This is my take on Mary Berry's superb recipe for slow-cooked shoulder of lamb. I agree with her that shoulder meat is sweeter, but I like to use the denser, leaner leg for this, from a more mature beast, packed with the extra flavour of longer grazing, or an extra-hardy mountain breed. Cumbrian Herdwick is perfect. If you are cooking for two or three, a half-leg takes 2½ hours.
I love the taste of fennel and lots of garlic with my lamb, and these are my additions.

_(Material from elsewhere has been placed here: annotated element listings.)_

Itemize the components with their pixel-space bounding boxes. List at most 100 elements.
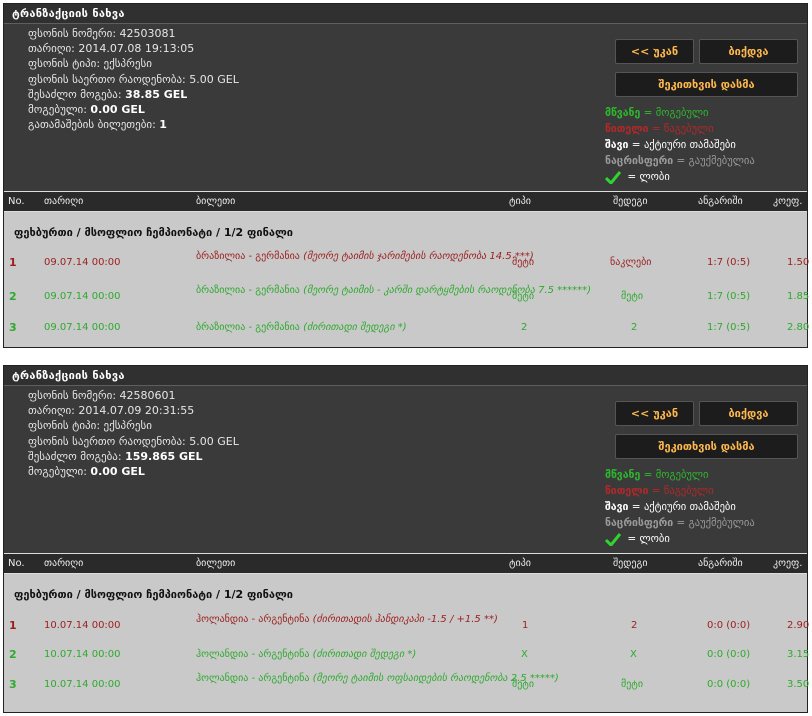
ticket-number-label: ფსონის ნომერი:	[28, 27, 117, 40]
date-label: თარიღი:	[28, 404, 75, 418]
legend-lobby: = ლობი	[605, 531, 755, 547]
status-legend: მწვანე = მოგებული წითელი = წაგებული შავი…	[605, 467, 755, 547]
won-label: მოგებული:	[28, 465, 87, 479]
ask-question-button[interactable]: შეკითხვის დასმა	[615, 72, 798, 97]
ticket-number-value: 42503081	[119, 27, 176, 40]
back-button[interactable]: << უკან	[615, 39, 694, 64]
row-result: ნაკლები	[610, 257, 652, 268]
forward-button[interactable]: ბიქდვა	[699, 401, 798, 426]
row-number: 1	[9, 619, 17, 632]
legend-won: მწვანე = მოგებული	[605, 107, 709, 119]
section-title: ფეხბურთი / მსოფლიო ჩემპიონატი / 1/2 ფინა…	[14, 588, 293, 601]
possible-win-value: 38.85 GEL	[125, 87, 188, 101]
row-coef: 2.90	[787, 620, 810, 631]
checkmark-icon	[605, 170, 621, 184]
row-type: მეტი	[512, 291, 535, 302]
col-date: თარიღი	[44, 558, 84, 569]
legend-cancelled: ნაცრისფერი = გაუქმებულია	[605, 155, 755, 167]
row-ticket: ბრაზილია - გერმანია (მეორე ტაიმის ჯარიმე…	[196, 251, 534, 262]
col-score: ანგარიში	[698, 196, 743, 207]
row-score: 0:0 (0:0)	[707, 649, 751, 660]
row-coef: 1.85	[787, 291, 810, 302]
legend-lobby: = ლობი	[605, 169, 755, 185]
possible-win-label: შესაძლო მოგება:	[28, 449, 122, 463]
paid-tickets-value: 1	[159, 118, 167, 132]
row-date: 09.07.14 00:00	[44, 257, 121, 268]
legend-active: შავი = აქტიური თამაშები	[605, 501, 736, 513]
row-ticket: ბრაზილია - გერმანია (მეორე ტაიმის - კარშ…	[196, 285, 592, 296]
row-score: 1:7 (0:5)	[707, 291, 751, 302]
bet-type-label: ფსონის ტიპი:	[28, 419, 101, 433]
transaction-panel: ტრანზაქციის ნახვა ფსონის ნომერი: 4258060…	[3, 365, 810, 713]
ticket-number-value: 42580601	[119, 389, 176, 402]
possible-win-value: 159.865 GEL	[125, 449, 203, 463]
back-button[interactable]: << უკან	[615, 401, 694, 426]
row-ticket: ჰოლანდია - არგენტინა (ძირითადის ჰანდიკაპ…	[196, 614, 498, 625]
col-ticket: ბილეთი	[196, 196, 236, 207]
bet-type-label: ფსონის ტიპი:	[28, 57, 101, 71]
col-ticket: ბილეთი	[196, 558, 236, 569]
row-score: 0:0 (0:0)	[707, 620, 751, 631]
transaction-panel: ტრანზაქციის ნახვა ფსონის ნომერი: 4250308…	[3, 3, 810, 348]
row-ticket: ბრაზილია - გერმანია (ძირითადი შედეგი *)	[196, 322, 407, 333]
row-coef: 1.50	[787, 257, 810, 268]
row-date: 09.07.14 00:00	[44, 322, 121, 333]
forward-button[interactable]: ბიქდვა	[699, 39, 798, 64]
col-type: ტიპი	[509, 196, 531, 207]
row-coef: 2.80	[787, 322, 810, 333]
status-legend: მწვანე = მოგებული წითელი = წაგებული შავი…	[605, 105, 755, 185]
row-number: 3	[9, 321, 17, 334]
row-result: 2	[631, 322, 638, 333]
col-no: No.	[8, 196, 25, 207]
row-result: X	[630, 649, 637, 660]
row-type: 2	[521, 322, 528, 333]
row-date: 09.07.14 00:00	[44, 291, 121, 302]
table-header: No. თარიღი ბილეთი ტიპი შედეგი ანგარიში კ…	[4, 553, 807, 574]
ticket-info: ფსონის ნომერი: 42580601 თარიღი: 2014.07.…	[28, 388, 239, 479]
legend-cancelled: ნაცრისფერი = გაუქმებულია	[605, 517, 755, 529]
row-type: 1	[522, 620, 529, 631]
total-amount-value: 5.00 GEL	[189, 72, 239, 86]
row-type: X	[521, 649, 528, 660]
row-date: 10.07.14 00:00	[44, 679, 121, 690]
table-body: ფეხბურთი / მსოფლიო ჩემპიონატი / 1/2 ფინა…	[4, 212, 810, 347]
ask-question-button[interactable]: შეკითხვის დასმა	[615, 434, 798, 459]
legend-lost: წითელი = წაგებული	[605, 485, 714, 497]
ticket-info: ფსონის ნომერი: 42503081 თარიღი: 2014.07.…	[28, 26, 239, 132]
row-coef: 3.15	[787, 649, 810, 660]
col-coef: კოეფ.	[773, 558, 803, 569]
row-type: მეტი	[512, 679, 535, 690]
legend-lost: წითელი = წაგებული	[605, 123, 714, 135]
section-title: ფეხბურთი / მსოფლიო ჩემპიონატი / 1/2 ფინა…	[14, 226, 293, 239]
row-result: 2	[631, 620, 638, 631]
col-result: შედეგი	[613, 558, 648, 569]
checkmark-icon	[605, 532, 621, 546]
row-score: 0:0 (0:0)	[707, 679, 751, 690]
row-result: მეტი	[621, 291, 644, 302]
legend-active: შავი = აქტიური თამაშები	[605, 139, 736, 151]
bet-type-value: ექსპრესი	[103, 419, 152, 433]
panel-title: ტრანზაქციის ნახვა	[4, 366, 807, 386]
row-number: 1	[9, 256, 17, 269]
row-coef: 3.50	[787, 679, 810, 690]
row-score: 1:7 (0:5)	[707, 322, 751, 333]
won-label: მოგებული:	[28, 103, 87, 117]
ticket-number-label: ფსონის ნომერი:	[28, 389, 117, 402]
panel-title: ტრანზაქციის ნახვა	[4, 4, 807, 24]
table-body: ფეხბურთი / მსოფლიო ჩემპიონატი / 1/2 ფინა…	[4, 574, 810, 712]
bet-type-value: ექსპრესი	[103, 57, 152, 71]
total-amount-label: ფსონის საერთო რაოდენობა:	[28, 72, 186, 86]
row-number: 2	[9, 648, 17, 661]
paid-tickets-label: გათამაშების ბილეთები:	[28, 118, 156, 132]
col-type: ტიპი	[509, 558, 531, 569]
col-score: ანგარიში	[698, 558, 743, 569]
col-result: შედეგი	[613, 196, 648, 207]
row-ticket: ჰოლანდია - არგენტინა (მეორე ტაიმის ოფსაი…	[196, 673, 559, 684]
possible-win-label: შესაძლო მოგება:	[28, 87, 122, 101]
row-result: მეტი	[621, 679, 644, 690]
row-date: 10.07.14 00:00	[44, 649, 121, 660]
total-amount-label: ფსონის საერთო რაოდენობა:	[28, 434, 186, 448]
legend-won: მწვანე = მოგებული	[605, 469, 709, 481]
col-no: No.	[8, 558, 25, 569]
row-number: 2	[9, 290, 17, 303]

Mrs Berry's idea of anointing the joint with paprika is inspired, and resonates brilliantly with the spices in my grape jelly (find my recipe here).
- 1 leg mature lamb or hogget, on the bone, about 2.5kg
- 3 tbsp rosemary leaves finely chopped
- 2-3 tbsp oil (I use local rapeseed but plain olive oil is fine)

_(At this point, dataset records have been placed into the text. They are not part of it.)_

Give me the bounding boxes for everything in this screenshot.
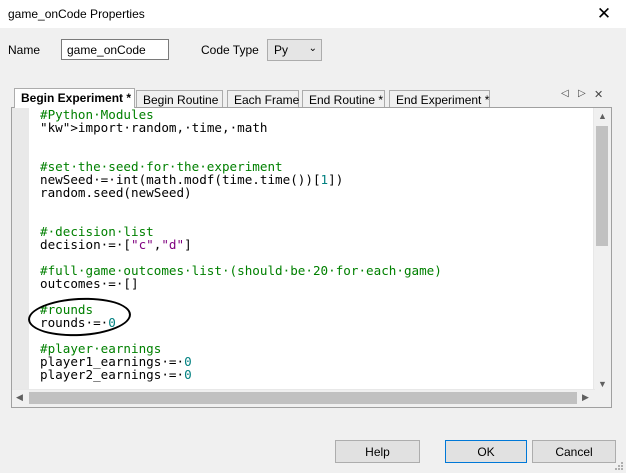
tab-begin-routine[interactable]: Begin Routine <box>136 90 223 107</box>
code-line[interactable] <box>40 134 442 147</box>
horizontal-scroll-thumb[interactable] <box>29 392 577 404</box>
name-label: Name <box>8 43 41 57</box>
name-input[interactable] <box>61 39 169 60</box>
tab-close-icon[interactable]: ✕ <box>594 88 603 101</box>
code-line[interactable]: decision·=·["c","d"] <box>40 238 442 251</box>
code-line[interactable] <box>40 199 442 212</box>
cancel-button[interactable]: Cancel <box>532 440 616 463</box>
help-button[interactable]: Help <box>335 440 420 463</box>
window-title: game_onCode Properties <box>8 7 145 21</box>
editor-margin <box>12 108 29 392</box>
code-line[interactable]: "kw">import·random,·time,·math <box>40 121 442 134</box>
code-line[interactable]: player2_earnings·=·0 <box>40 368 442 381</box>
close-icon[interactable]: ✕ <box>582 0 626 28</box>
resize-grip-icon[interactable] <box>614 461 624 471</box>
title-bar: game_onCode Properties ✕ <box>0 0 626 28</box>
tab-each-frame[interactable]: Each Frame <box>227 90 299 107</box>
tab-end-experiment[interactable]: End Experiment * <box>389 90 490 107</box>
tab-end-routine[interactable]: End Routine * <box>302 90 385 107</box>
tab-next-icon[interactable]: ▷ <box>578 88 586 99</box>
tab-prev-icon[interactable]: ◁ <box>561 88 569 99</box>
tab-begin-experiment[interactable]: Begin Experiment * <box>14 88 135 108</box>
code-type-select[interactable]: Py ⌄ <box>267 39 322 61</box>
code-line[interactable]: outcomes·=·[] <box>40 277 442 290</box>
arrow-up-icon[interactable]: ▲ <box>598 111 607 121</box>
code-type-label: Code Type <box>201 43 259 57</box>
code-line[interactable]: random.seed(newSeed) <box>40 186 442 199</box>
chevron-down-icon: ⌄ <box>308 43 317 54</box>
code-text[interactable]: #Python·Modules "kw">import·random,·time,… <box>40 108 442 407</box>
ok-button[interactable]: OK <box>445 440 527 463</box>
code-editor[interactable]: #Python·Modules "kw">import·random,·time,… <box>11 107 612 408</box>
horizontal-scrollbar[interactable]: ◀ ▶ <box>12 389 595 407</box>
arrow-right-icon[interactable]: ▶ <box>582 392 589 403</box>
scroll-corner <box>594 390 611 407</box>
vertical-scrollbar[interactable]: ▲ ▼ <box>593 108 611 392</box>
arrow-left-icon[interactable]: ◀ <box>16 392 23 403</box>
vertical-scroll-thumb[interactable] <box>596 126 608 246</box>
code-type-value: Py <box>274 43 289 57</box>
arrow-down-icon[interactable]: ▼ <box>598 379 607 389</box>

- 1 tsp paprika (unsmoked)
- Salt and pepper
- 2 English onions, sliced thickly
- a bulb of fennel, cut into quarters or eighths
- a head of garlic, halved
- 1.2 litres lamb or vegetable stock
- 2 tbsp plain flour
- 1 heaped teaspoon spiced grape jelly
Preheat the oven to 220°C/425°F/Gas 7 (200°C Fan).
Combine the rosemary and paprika with the oil and season well with salt and pepper. Rub all over the lamb.

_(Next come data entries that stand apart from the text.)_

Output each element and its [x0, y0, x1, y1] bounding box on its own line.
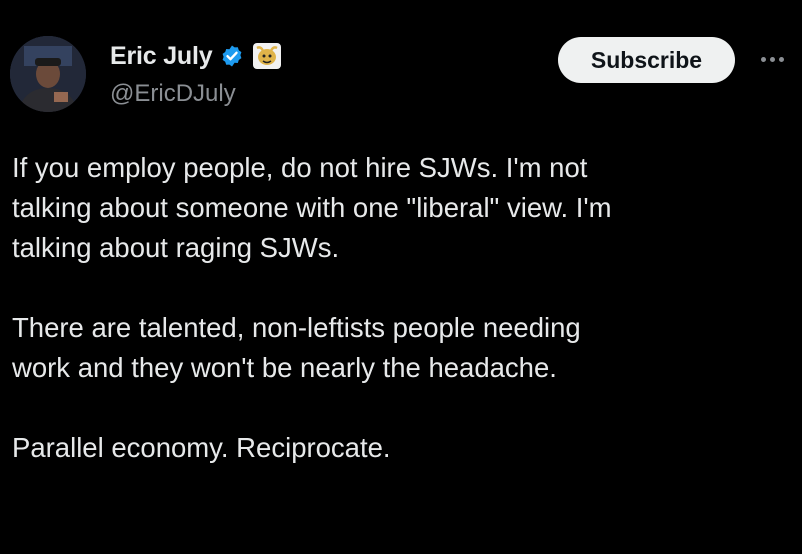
- more-dot: [769, 56, 775, 62]
- author-handle[interactable]: @EricDJuly: [110, 80, 236, 108]
- author-name[interactable]: Eric July: [110, 42, 213, 71]
- affiliate-badge-icon[interactable]: [252, 42, 282, 70]
- more-dot: [778, 56, 784, 62]
- more-options-icon[interactable]: [752, 48, 792, 70]
- subscribe-button[interactable]: Subscribe: [558, 37, 735, 83]
- tweet-body: If you employ people, do not hire SJWs. …: [12, 148, 792, 508]
- tweet-paragraph: Parallel economy. Reciprocate.: [12, 432, 391, 463]
- more-dot: [760, 56, 766, 62]
- tweet-paragraph: There are talented, non-leftists people …: [12, 312, 581, 383]
- verified-badge-icon: [220, 44, 244, 68]
- author-name-row: Eric July: [110, 38, 282, 74]
- tweet-paragraph: If you employ people, do not hire SJWs. …: [12, 152, 612, 263]
- tweet-header: Eric July @EricDJuly Subscribe: [0, 0, 802, 130]
- profile-avatar-icon[interactable]: [10, 36, 86, 112]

Place the sliced onions and fennel, along with the garlic in the base of a small roasting tin with a trivet for the lamb to sit on. Add the stock and roast in the oven for 30 minutes, or until well browned, then reduce the temperature to 160°C/325°F/Gas 3 (140°C Fan).
Cover the lamb with aluminium foil and continue to roast for 3 - 4 hours, basting regularly with the juices, until it is so tender that it comes away from the bone.
Remove the lamb from the tin and keep warm on a serving plate. The skin should be crisp and dark. Rest it while you make the gravy.
Skim the surface fat from the pan, saving two tablespoons of it in a saucepan. Strain the juices into a measuring jug and add enough boiling water to make 570ml of liquid. Heat the fat in the saucepan until hot. Add the flour and stir until smooth. Still over the heat, add the roasting juices and whisk until thickened and smooth.
Check the seasoning and stir in the jelly.
Serve in thick slices with roast potatoes or a vegetable gratin.
Janet Wynne Evans
This would be beautiful with a Reserva Rioja, Châteauneuf-du-Pape or a spicy carignan, perhaps.